Guitarras desnudas y limpias como vientres. Metáforas que asocian la ciencia con los precipicios. Soledades que ayudan a conocerse, a ser fiel con uno mismo. ¿Era Antonio Vega un cantautor, como se viene diciendo póstumamente, al uso? Si bien es cierto que componía melodías intimistas, nunca ocultó el madrileño su gusto por el pop-rock americano más elegante y vocal (Jackson Browne, Eagles, Byrds?). En ese sentido, estaría muchísimo mucho más emparentado con otro buque insignia de la «movida», su querido Enrique Urquijo, que con los cansinos acordes de Tontxu o Ismael Serrano. No obstante, acaso en su primer disco en solitario ( «No me iré mañana», 1991) sea más llamativa la confluencia entre las melodías pegadizas heredadas de «Nacha Pop» («Háblame a los ojos» o «Esperando nada») y el aludido intimismo («Se dejaba llevar por ti», «Tesoros»?).

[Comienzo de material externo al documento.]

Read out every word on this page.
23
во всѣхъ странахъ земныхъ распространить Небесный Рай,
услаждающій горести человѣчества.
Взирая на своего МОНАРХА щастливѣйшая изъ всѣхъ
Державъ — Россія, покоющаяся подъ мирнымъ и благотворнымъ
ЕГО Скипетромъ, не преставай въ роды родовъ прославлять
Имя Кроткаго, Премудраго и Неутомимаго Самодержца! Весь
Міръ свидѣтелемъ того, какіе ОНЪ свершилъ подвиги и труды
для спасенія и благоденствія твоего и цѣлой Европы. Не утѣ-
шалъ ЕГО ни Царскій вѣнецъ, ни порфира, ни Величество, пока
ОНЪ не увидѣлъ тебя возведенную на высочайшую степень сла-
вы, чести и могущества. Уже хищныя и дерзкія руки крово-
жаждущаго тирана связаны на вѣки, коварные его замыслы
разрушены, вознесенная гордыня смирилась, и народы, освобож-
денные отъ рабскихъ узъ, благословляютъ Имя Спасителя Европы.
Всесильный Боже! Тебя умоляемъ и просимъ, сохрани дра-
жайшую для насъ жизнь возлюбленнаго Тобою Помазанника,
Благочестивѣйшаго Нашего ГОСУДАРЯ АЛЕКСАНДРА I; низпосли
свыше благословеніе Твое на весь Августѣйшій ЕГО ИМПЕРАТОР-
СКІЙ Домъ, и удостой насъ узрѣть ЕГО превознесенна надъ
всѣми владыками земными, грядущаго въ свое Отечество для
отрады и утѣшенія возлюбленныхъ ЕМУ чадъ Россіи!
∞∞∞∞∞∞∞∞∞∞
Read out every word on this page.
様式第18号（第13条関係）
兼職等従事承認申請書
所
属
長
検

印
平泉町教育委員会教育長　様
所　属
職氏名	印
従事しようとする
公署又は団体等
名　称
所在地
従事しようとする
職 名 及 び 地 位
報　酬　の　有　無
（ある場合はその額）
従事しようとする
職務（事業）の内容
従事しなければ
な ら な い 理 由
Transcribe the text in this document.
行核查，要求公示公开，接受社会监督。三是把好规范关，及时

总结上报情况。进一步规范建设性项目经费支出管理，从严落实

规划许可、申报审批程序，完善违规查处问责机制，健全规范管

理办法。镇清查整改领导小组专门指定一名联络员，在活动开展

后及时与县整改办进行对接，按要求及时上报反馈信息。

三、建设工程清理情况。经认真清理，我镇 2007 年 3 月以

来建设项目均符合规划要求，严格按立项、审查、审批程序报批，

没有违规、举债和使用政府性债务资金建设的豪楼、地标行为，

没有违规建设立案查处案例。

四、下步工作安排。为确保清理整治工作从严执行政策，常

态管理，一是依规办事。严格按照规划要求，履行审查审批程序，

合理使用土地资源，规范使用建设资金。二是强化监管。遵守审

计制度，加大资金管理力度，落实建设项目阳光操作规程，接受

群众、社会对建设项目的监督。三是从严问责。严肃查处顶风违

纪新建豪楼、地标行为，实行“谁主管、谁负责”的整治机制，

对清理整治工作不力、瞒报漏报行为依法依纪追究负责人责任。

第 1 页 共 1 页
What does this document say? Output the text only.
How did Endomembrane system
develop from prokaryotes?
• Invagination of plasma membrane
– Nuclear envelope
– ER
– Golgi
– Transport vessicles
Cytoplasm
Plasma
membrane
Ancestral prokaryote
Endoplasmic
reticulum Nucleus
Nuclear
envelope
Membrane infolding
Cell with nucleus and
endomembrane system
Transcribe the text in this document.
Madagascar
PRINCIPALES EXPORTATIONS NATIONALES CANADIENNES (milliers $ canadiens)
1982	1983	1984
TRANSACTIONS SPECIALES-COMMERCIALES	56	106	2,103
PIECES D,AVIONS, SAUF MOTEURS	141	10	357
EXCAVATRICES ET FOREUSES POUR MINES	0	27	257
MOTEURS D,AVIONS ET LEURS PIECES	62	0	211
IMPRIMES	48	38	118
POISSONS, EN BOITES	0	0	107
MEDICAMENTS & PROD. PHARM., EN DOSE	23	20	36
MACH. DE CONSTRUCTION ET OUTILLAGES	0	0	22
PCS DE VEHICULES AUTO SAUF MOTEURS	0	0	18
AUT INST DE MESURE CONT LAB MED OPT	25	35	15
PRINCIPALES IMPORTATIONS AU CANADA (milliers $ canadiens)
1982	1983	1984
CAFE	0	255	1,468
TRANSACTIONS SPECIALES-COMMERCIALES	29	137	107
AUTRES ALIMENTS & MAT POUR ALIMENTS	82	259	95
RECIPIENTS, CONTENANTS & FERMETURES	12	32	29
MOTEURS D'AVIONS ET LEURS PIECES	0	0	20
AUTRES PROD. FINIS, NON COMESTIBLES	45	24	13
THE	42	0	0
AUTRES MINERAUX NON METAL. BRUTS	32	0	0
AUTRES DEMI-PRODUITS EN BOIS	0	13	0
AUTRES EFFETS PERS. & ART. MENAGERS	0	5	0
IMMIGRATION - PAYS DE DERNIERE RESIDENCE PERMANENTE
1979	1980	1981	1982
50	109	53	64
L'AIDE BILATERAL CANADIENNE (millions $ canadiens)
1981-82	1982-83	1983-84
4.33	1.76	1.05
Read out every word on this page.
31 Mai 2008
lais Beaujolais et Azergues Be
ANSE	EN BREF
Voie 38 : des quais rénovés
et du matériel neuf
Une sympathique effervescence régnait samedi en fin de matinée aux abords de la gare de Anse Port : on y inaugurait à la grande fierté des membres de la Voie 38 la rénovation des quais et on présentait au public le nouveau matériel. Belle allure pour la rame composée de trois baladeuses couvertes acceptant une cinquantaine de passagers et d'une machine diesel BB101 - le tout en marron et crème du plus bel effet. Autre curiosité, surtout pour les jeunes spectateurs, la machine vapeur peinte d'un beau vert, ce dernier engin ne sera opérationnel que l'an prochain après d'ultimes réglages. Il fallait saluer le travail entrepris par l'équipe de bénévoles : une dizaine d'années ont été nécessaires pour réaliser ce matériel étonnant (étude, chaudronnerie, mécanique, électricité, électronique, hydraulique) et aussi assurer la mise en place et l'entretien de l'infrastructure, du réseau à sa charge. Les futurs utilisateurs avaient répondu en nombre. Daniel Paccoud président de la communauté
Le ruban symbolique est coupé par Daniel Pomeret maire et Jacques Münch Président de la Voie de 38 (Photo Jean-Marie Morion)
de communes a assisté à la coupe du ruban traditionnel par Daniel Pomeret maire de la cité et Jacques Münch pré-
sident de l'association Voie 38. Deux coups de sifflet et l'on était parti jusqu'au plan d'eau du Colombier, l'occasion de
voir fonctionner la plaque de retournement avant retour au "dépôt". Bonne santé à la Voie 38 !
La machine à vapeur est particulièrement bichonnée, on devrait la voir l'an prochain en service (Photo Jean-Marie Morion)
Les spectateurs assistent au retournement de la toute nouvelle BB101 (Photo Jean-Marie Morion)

Tras haber publicado un recopilatorio (supongo que sufragó su delicada salud con las excesivas colaboraciones y los «remakes»), Vega reclama en 1994 al ex Roxy Music Phil Manzaneda para producir «Océano de sol». El resultado, un tanto frío (tal vez fuera la frialdad -no el hermetismo- su principal defecto), no convencería al propio cantante, despojándose de cualquier intento de sobreproducción en el acústico «Anatomía de una ola» (1998). Tres años más tarde publicaría la que para mí es su obra cumbre, «De un lugar perdido», en donde expone como nadie la inmensa fragilidad de las vidas cotidianas. ¿A cuántas «Estaciones» misteriosas y disonantes dio voz el lánguido Vega? ¡A esto se le llama, como poco, reinventar los tópicos! O, mejor, recrearse.